Nous sommes condamnés à nous entendre…

Mais pas à subir! Si la Suisse décidait de ne pas activer la clause de sauvegarde, elle pourrait brandir haut et fort sa bonne volonté, sa pleine participation au marché européen du travail. Ce serait un argument de poids en faveur de la relance des négociations bilatérales, sur lesquelles l'UE tergiverse. Berne éviterait de nouvelles crispations et reprendrait la main. Moyennant un exercice de communication internationale qui reste à mettre sur pied, la Confédération fournirait à Bruxelles la preuve par l'acte de sa volonté de coopération. Nous reprendrions la main dans les discussions.

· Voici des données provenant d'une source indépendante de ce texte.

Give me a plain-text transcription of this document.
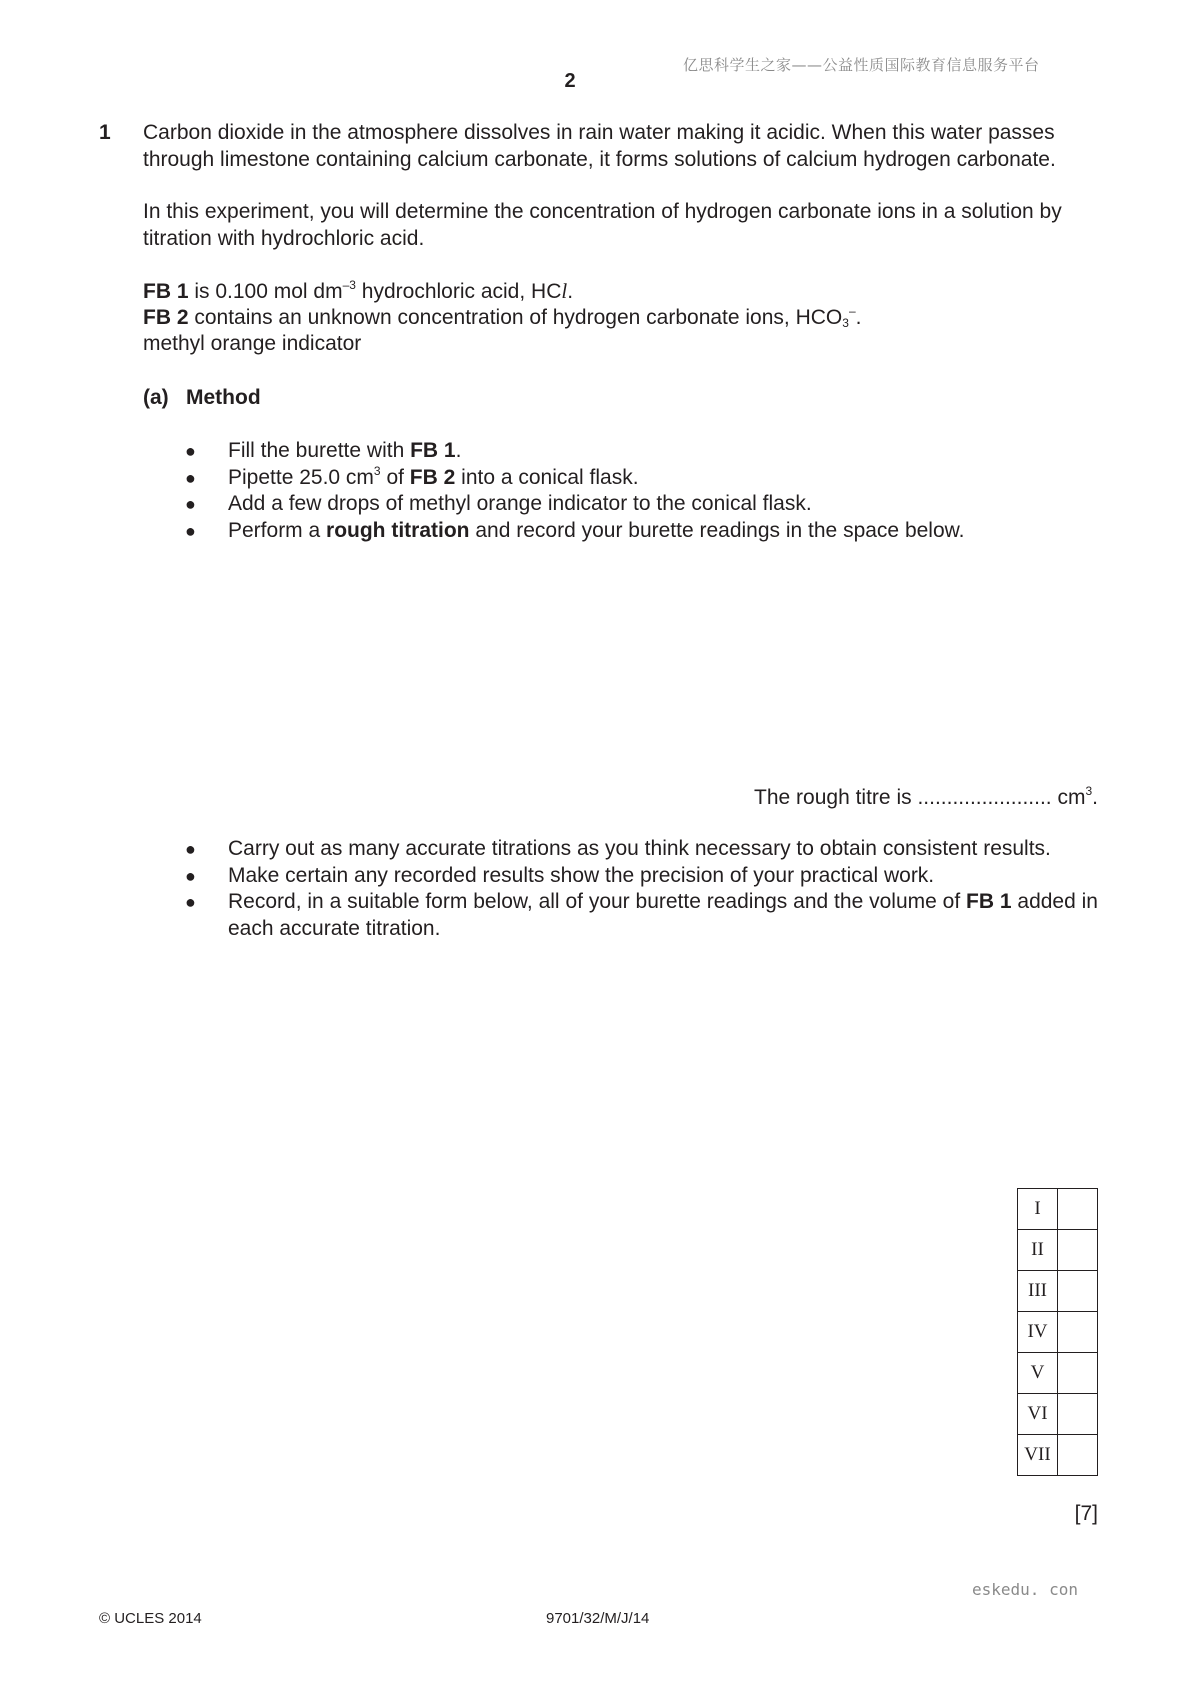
亿思科学生之家——公益性质国际教育信息服务平台
2
1 Carbon dioxide in the atmosphere dissolves in rain water making it acidic. When this water passes through limestone containing calcium carbonate, it forms solutions of calcium hydrogen carbonate.
In this experiment, you will determine the concentration of hydrogen carbonate ions in a solution by titration with hydrochloric acid.
FB 1 is 0.100 mol $dm^{-3}$ hydrochloric acid, HCl.
FB 2 contains an unknown concentration of hydrogen carbonate ions, $HCO_3^-$.
methyl orange indicator
(a) Method
● Fill the burette with FB 1.
● Pipette 25.0 $cm^3$ of FB 2 into a conical flask.
● Add a few drops of methyl orange indicator to the conical flask.
● Perform a rough titration and record your burette readings in the space below.
The rough titre is ....................... $cm^3$.
● Carry out as many accurate titrations as you think necessary to obtain consistent results.
● Make certain any recorded results show the precision of your practical work.
● Record, in a suitable form below, all of your burette readings and the volume of FB 1 added in each accurate titration.
I	
II	
III	
IV	
V	
VI	
VII	
[7]
eskedu. con
© UCLES 2014	9701/32/M/J/14
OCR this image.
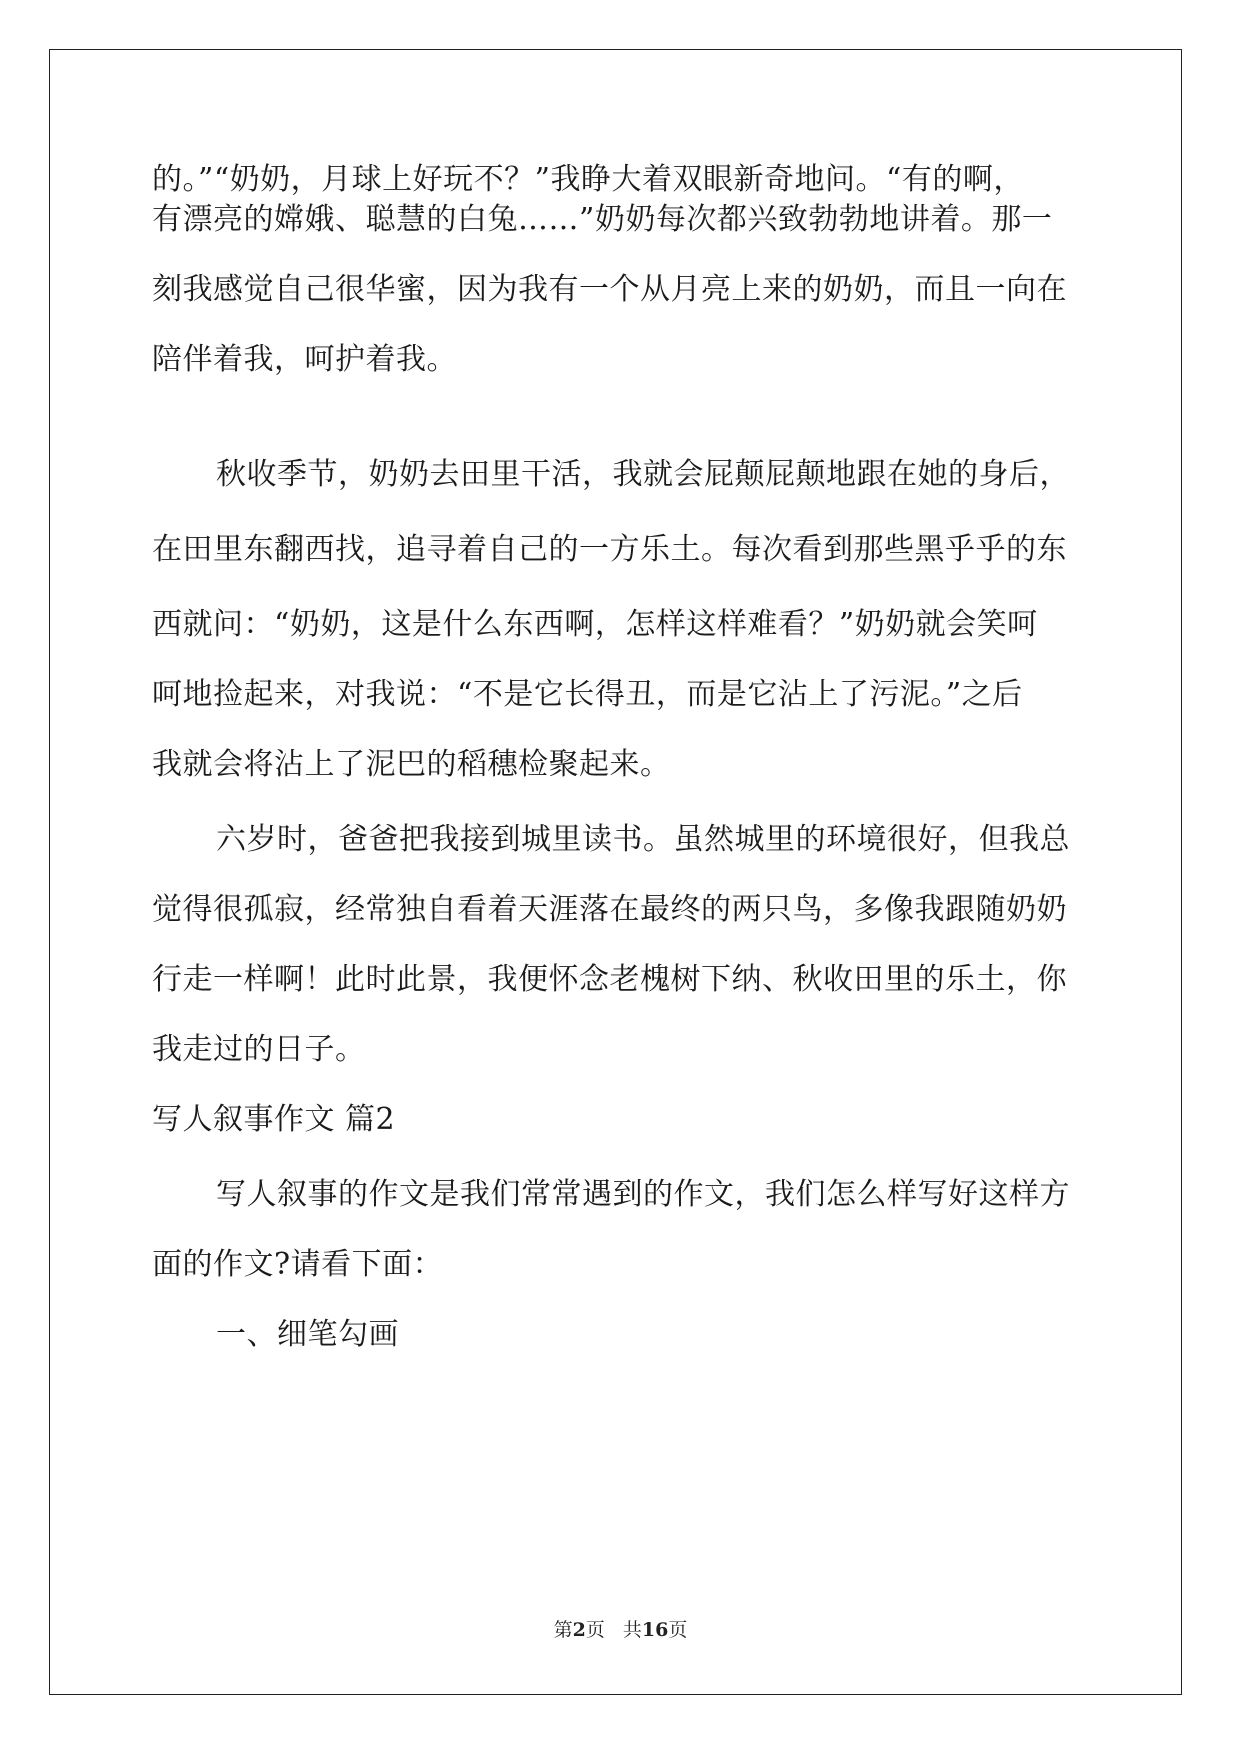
的。”“奶奶，月球上好玩不？”我睁大着双眼新奇地问。“有的啊，
有漂亮的嫦娥、聪慧的白兔……”奶奶每次都兴致勃勃地讲着。那一
刻我感觉自己很华蜜，因为我有一个从月亮上来的奶奶，而且一向在
陪伴着我，呵护着我。
秋收季节，奶奶去田里干活，我就会屁颠屁颠地跟在她的身后，
在田里东翻西找，追寻着自己的一方乐土。每次看到那些黑乎乎的东
西就问：“奶奶，这是什么东西啊，怎样这样难看？”奶奶就会笑呵
呵地捡起来，对我说：“不是它长得丑，而是它沾上了污泥。”之后
我就会将沾上了泥巴的稻穗检聚起来。
六岁时，爸爸把我接到城里读书。虽然城里的环境很好，但我总
觉得很孤寂，经常独自看着天涯落在最终的两只鸟，多像我跟随奶奶
行走一样啊！此时此景，我便怀念老槐树下纳、秋收田里的乐土，你
我走过的日子。
写人叙事作文 篇2
写人叙事的作文是我们常常遇到的作文，我们怎么样写好这样方
面的作文?请看下面：
一、细笔勾画
第2页 共16页
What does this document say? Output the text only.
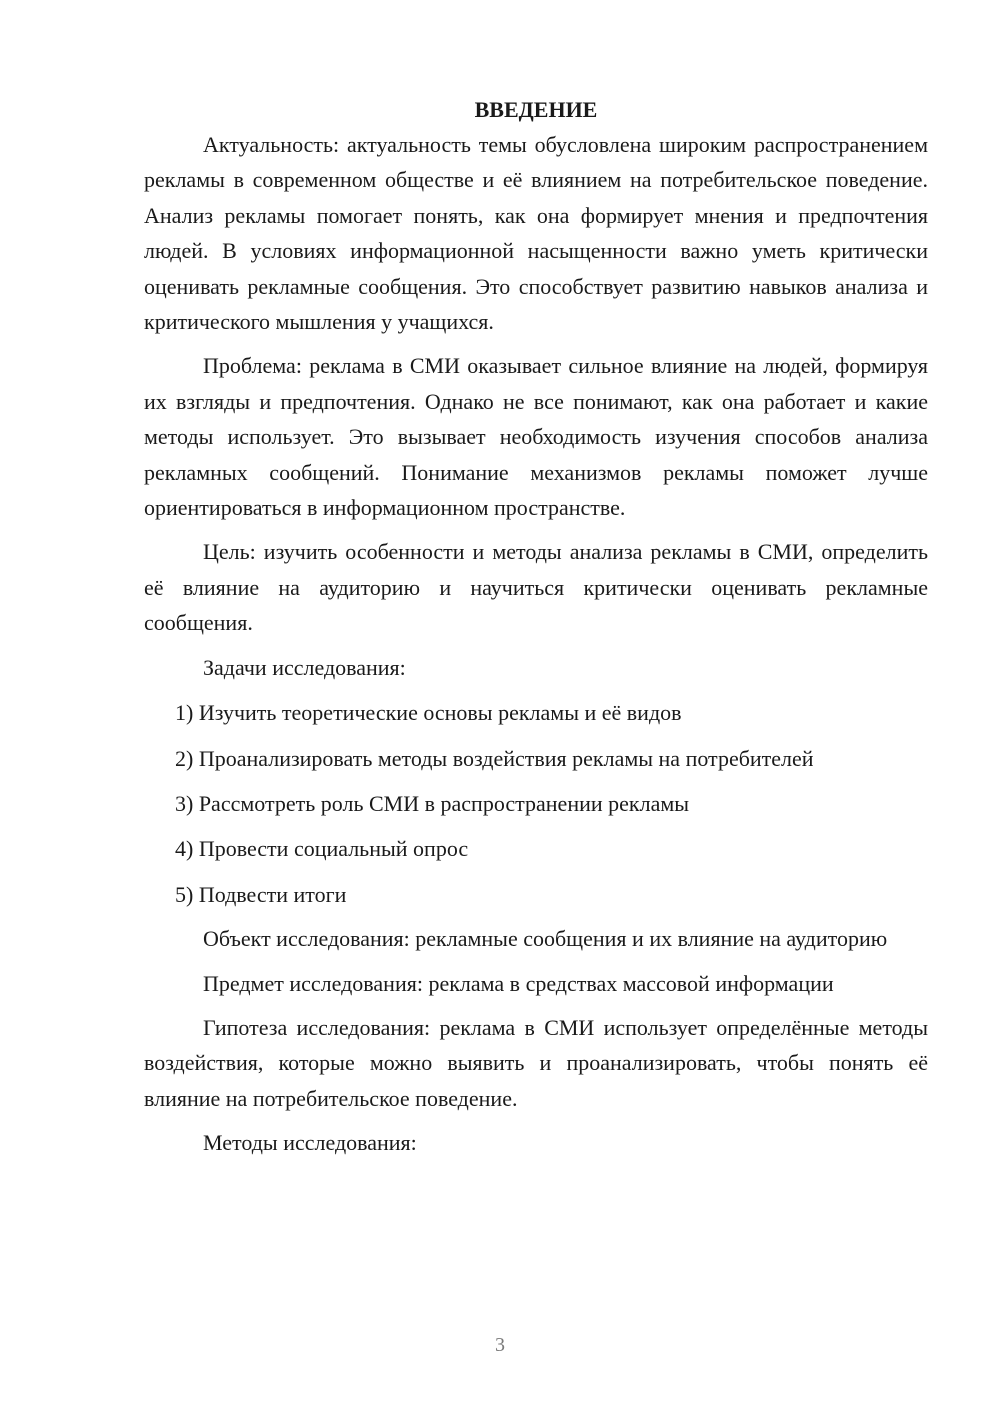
ВВЕДЕНИЕ

Актуальность: актуальность темы обусловлена широким распространением рекламы в современном обществе и её влиянием на потребительское поведение. Анализ рекламы помогает понять, как она формирует мнения и предпочтения людей. В условиях информационной насыщенности важно уметь критически оценивать рекламные сообщения. Это способствует развитию навыков анализа и критического мышления у учащихся.

Проблема: реклама в СМИ оказывает сильное влияние на людей, формируя их взгляды и предпочтения. Однако не все понимают, как она работает и какие методы использует. Это вызывает необходимость изучения способов анализа рекламных сообщений. Понимание механизмов рекламы поможет лучше ориентироваться в информационном пространстве.

Цель: изучить особенности и методы анализа рекламы в СМИ, определить её влияние на аудиторию и научиться критически оценивать рекламные сообщения.

Задачи исследования:

1) Изучить теоретические основы рекламы и её видов

2) Проанализировать методы воздействия рекламы на потребителей

3) Рассмотреть роль СМИ в распространении рекламы

4) Провести социальный опрос

5) Подвести итоги

Объект исследования: рекламные сообщения и их влияние на аудиторию

Предмет исследования: реклама в средствах массовой информации

Гипотеза исследования: реклама в СМИ использует определённые методы воздействия, которые можно выявить и проанализировать, чтобы понять её влияние на потребительское поведение.

Методы исследования:

3
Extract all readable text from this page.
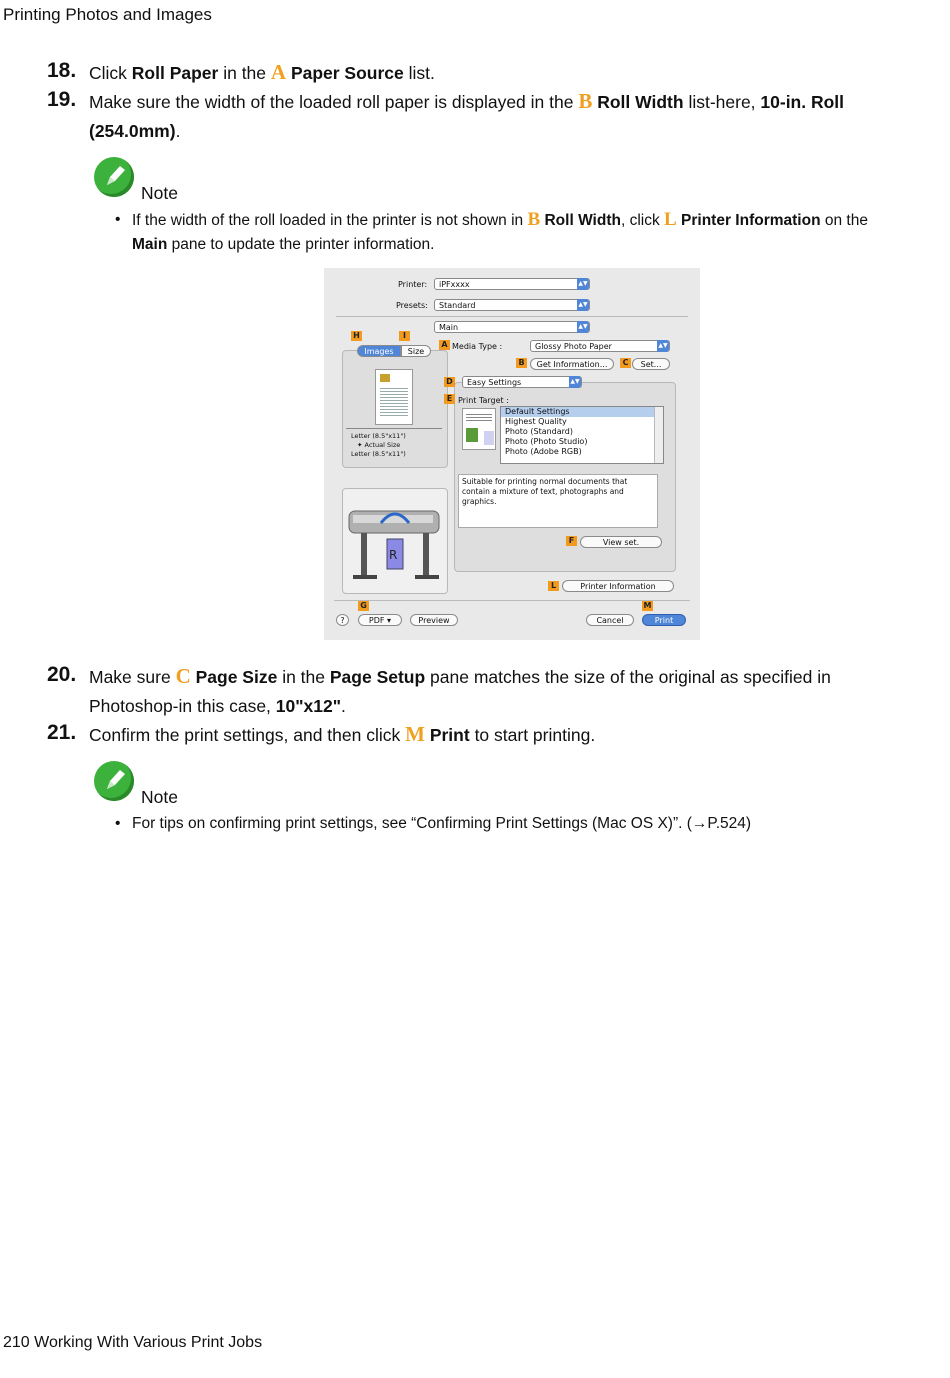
Printing Photos and Images
18. Click Roll Paper in the A Paper Source list.
19. Make sure the width of the loaded roll paper is displayed in the B Roll Width list-here, 10-in. Roll (254.0mm).
Note
• If the width of the roll loaded in the printer is not shown in B Roll Width, click L Printer Information on the Main pane to update the printer information.
Printer:	iPFxxxx	▲▼
Presets:	Standard	▲▼
Main	▲▼
H	I
Images	Size
Letter (8.5"x11")
✦ Actual Size
Letter (8.5"x11")
R
A Media Type :	Glossy Photo Paper	▲▼
B	Get Information...	C	Set...
D	Easy Settings	▲▼
E Print Target :

Default Settings
Highest Quality
Photo (Standard)
Photo (Photo Studio)
Photo (Adobe RGB)
Suitable for printing normal documents that contain a mixture of text, photographs and graphics.
F	View set.
L	Printer Information
G	M
?	PDF ▾	Preview	Cancel	Print
20. Make sure C Page Size in the Page Setup pane matches the size of the original as specified in Photoshop-in this case, 10"x12".
21. Confirm the print settings, and then click M Print to start printing.
Note
• For tips on confirming print settings, see “Confirming Print Settings (Mac OS X)”. (→P.524)
210 Working With Various Print Jobs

La gestion de notre croissance nous incombe à nous seuls: nous devons créer les conditions favorables à la construction de logements et investir dans les infrastructures. Nous ne soulagerons pas ces dernières en bridant le marché de l'emploi. Or l'utilisation de la clause de sauvegarde reviendrait justement à agir sur ce dernier, avec tous les risques que cela comporte. La Suisse doit sa richesse à son ouverture sur le monde. L'afflux de travailleurs étrangers dans notre pays ces dernières années n'a pas fait augmenter le chômage. C'est même le contraire qui s'est produit! L'arrivée de nouveaux travailleurs a stimulé nos entreprises, ce qui a aussi profité aux travailleurs suisses. C'est une réalité. Que nous apporterait un repli sur nous-même? Le risque que tout le monde y perde! 

28/03/2012

Les bien-pensants et le financement des partis

Les entreprises doivent-elles financer tous les partis? Chacune est libre, et c'est tant mieux. Tout récemment, deux banques, le Credit Suisse et les Raiffeisen, ont décidé de verser des fonds à tous les partis qui leur en feront la demande. Gros malaise chez les socialistes, qui ont décidé de consulter leur base sur la proposition…

Que cache ce manteau de vertu? L'argent de l'économie privée, c'est-à-dire provenant précisément de là où l'énorme majorité des citoyens suisses  gagnent leur vie, serait-il "sale" ou "obscur" par nature? Pour certains, la réponse semble évidemment affirmative. Aberration!

La réalité, derrière ce politiquement correct, c'est que de plus en plus de bien-pensants font la distinction entre les bonnes et les mauvaises entreprises. Avec toutes les dérives que comporte une telle vision manichéenne du monde. Les multinationales qu'on exonère? Forcément toutes des tricheuses. La finance? Des spéculateurs et des profiteurs. L'industrie, le commerce, les services? Des exploiteurs.

Avec ces slogans, avec cette vision du monde du travail, les moralistes font en réalité un affront à tous les salariés du privé. A tous les contribuables, personnes ou sociétés, qui créent la richesse indispensable au fonctionnement de l'Etat et au financement des assurances sociales. Dans le canton de Vaud, 14,7% de la richesse créée annuellement (le produit intérieur brut) est produite par le commerce et le secteur de la réparation, 6,3% par l'industrie des machines, 9,6% par la finance et les assurances... Il s'agit d'activités réelles, d'emplois réels, qui répondent à une demande. Il n'y a rien d'opaque là-derrière.

Mis à part quelques moutons noirs – il y a bien sûr des entreprises qui manquent d'éthique, comme certaines personnes d'ailleurs – vouloir trier entre les prétendues bonnes et mauvaises entreprises est un exercice hautement douteux. Il n'y a en réalité que des sociétés qui créent de la valeur, sinon elles disparaissent. Que l'on veuille ou non acheter leurs produits est une autre histoire, qui relève de la liberté de chaque consommateur. Reste que la banque est tout autant indispensable au fonctionnement de l'économie et de l'Etat que le fabricant de médicaments, l'assureur ou… l'administration publique.

Comme il est tout autant primordial que les entreprises fassent des bénéfices. Pour pouvoir embaucher - il s'agit là de leur première responsabilité sociale -, se développer et… payer des impôts. L'économie, c'est un tout. Libre à chacun d'accepter l'argent de qui il veut, bien sûr. Mais on ferait bien de ne pas oublier que nos sociétés dépendent totalement du secteur privé!